Include stories, anecdotes and metaphors in your speech/presentation. This is a great way to keep your audience engaged and enthralled throughout your whole speech and because you are reliving the experience, the audience will relive it with you.
Practice your delivery. How you deliver your material is a big part of keeping an audience engaged. If you are enjoying it and they can see that, by the way you are smiling, your energy, the use of animation, they will begin to reciprocate the same. Look at comedians like Lee Evans. It is not always what he is saying that is engaging but how he is saying it, his tonality and his likeable personality that shines through and wins over audiences worldwide.
7. I Am Scared of Failing on Stage
Many people do not start speaking because the thought of failing in front of others feels way too dangerous and vulnerable. If you haven’t realised, by getting it wrong, you are learning far more quickly, how to get it right. You learn the most when you get things wrong.
Do you realise that many times when you are speaking, other people will be oblivious to the mistakes you make on stage because they are just happy to be listening to an authority on a subject matter. But you will pick up on the things that you forgot to say, or where you lost the audience’s attention so you had to change script to gather back their attention. These learnings are the things that will make you a great speaker. As the saying goes you have to “fail your way to the top.”

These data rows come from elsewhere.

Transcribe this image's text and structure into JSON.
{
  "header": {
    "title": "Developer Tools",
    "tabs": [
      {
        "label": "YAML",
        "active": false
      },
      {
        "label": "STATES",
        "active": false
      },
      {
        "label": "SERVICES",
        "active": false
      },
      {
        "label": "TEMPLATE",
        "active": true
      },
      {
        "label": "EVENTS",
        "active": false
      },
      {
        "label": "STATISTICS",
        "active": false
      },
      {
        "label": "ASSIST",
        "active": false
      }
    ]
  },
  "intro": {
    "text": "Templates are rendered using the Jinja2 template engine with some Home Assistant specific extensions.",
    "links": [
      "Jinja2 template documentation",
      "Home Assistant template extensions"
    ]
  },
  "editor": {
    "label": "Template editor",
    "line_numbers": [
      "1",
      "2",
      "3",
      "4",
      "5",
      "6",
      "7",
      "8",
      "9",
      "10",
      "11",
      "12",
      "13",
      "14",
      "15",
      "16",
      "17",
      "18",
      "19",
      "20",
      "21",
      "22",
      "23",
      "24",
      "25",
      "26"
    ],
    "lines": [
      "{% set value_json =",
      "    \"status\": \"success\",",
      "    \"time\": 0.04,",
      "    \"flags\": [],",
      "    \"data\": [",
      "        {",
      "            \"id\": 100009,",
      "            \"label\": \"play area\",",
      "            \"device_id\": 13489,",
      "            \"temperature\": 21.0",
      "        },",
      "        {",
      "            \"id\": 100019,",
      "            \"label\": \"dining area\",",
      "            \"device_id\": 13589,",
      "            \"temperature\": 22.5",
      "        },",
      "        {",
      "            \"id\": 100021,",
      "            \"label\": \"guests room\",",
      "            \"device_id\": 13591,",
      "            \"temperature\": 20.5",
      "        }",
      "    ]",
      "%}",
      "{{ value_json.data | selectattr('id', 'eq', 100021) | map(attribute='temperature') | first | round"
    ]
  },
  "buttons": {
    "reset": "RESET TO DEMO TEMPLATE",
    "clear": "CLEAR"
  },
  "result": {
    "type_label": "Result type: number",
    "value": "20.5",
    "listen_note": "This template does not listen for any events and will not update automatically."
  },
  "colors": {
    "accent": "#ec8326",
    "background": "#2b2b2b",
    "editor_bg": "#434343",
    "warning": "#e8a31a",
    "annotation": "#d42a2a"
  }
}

Remember I mentioned above, an audience is very forgiving, if you don’t make a big thing about getting something wrong, neither will they.
If you want to become a competent if not a great speaker you have to learn how to ‘be comfortable being uncomfortable.’ Learning how to wing things on the spot and being spontaneous when speaking because it is how you are going to grow.
So never think that when things don’t go as you plan, that they went wrong or are a failure. You are just learning how to do it better the next time.
8. The Audience Are Flat and Unresponsive
Before you speak at any event, have you asked the right questions so that you can tailor your speech to the audience’s expectations.
- How many people will be in the audience?
- Why are the audience at the event?
- What do they want to get out of hearing your speech?
- What are the booker’s specific objectives for having you talk?
- Are you the first, second or third speaker?
- Are you the opening or closing speaker?
- How long have the audience been sitting down?
- How long do you have for your speech?
- Do they want a Q&A at the end?
You will then need to design a content that meets all these expectations and is enthralling to the listener. If you are the last speaker than stories are the best way to keep them engaged as they had had a lot of information preceding you. If you are the first speaker then you can get them thinking about their life with rhetorical questions and short anecdotes, perhaps get them to do an activity.
If you had previously observed that the audience was flat for the previous speaker, come on stage and ask them opening questions to get their attention, then get them talking. Get then to share something with the person next door to them i.e. 2 minutes share with each other your greatest fear about speaking in public. Trust me if you get them talking, which people love to do, it will change the energy in the room. Pull them back after 2 minutes and continue to wow them with enthralling and engaging content.
If you apply the information above, in time you will become a master of overcoming your public speaking fears and will learn how to manage any situation that will arise. Forewarned is forearmed!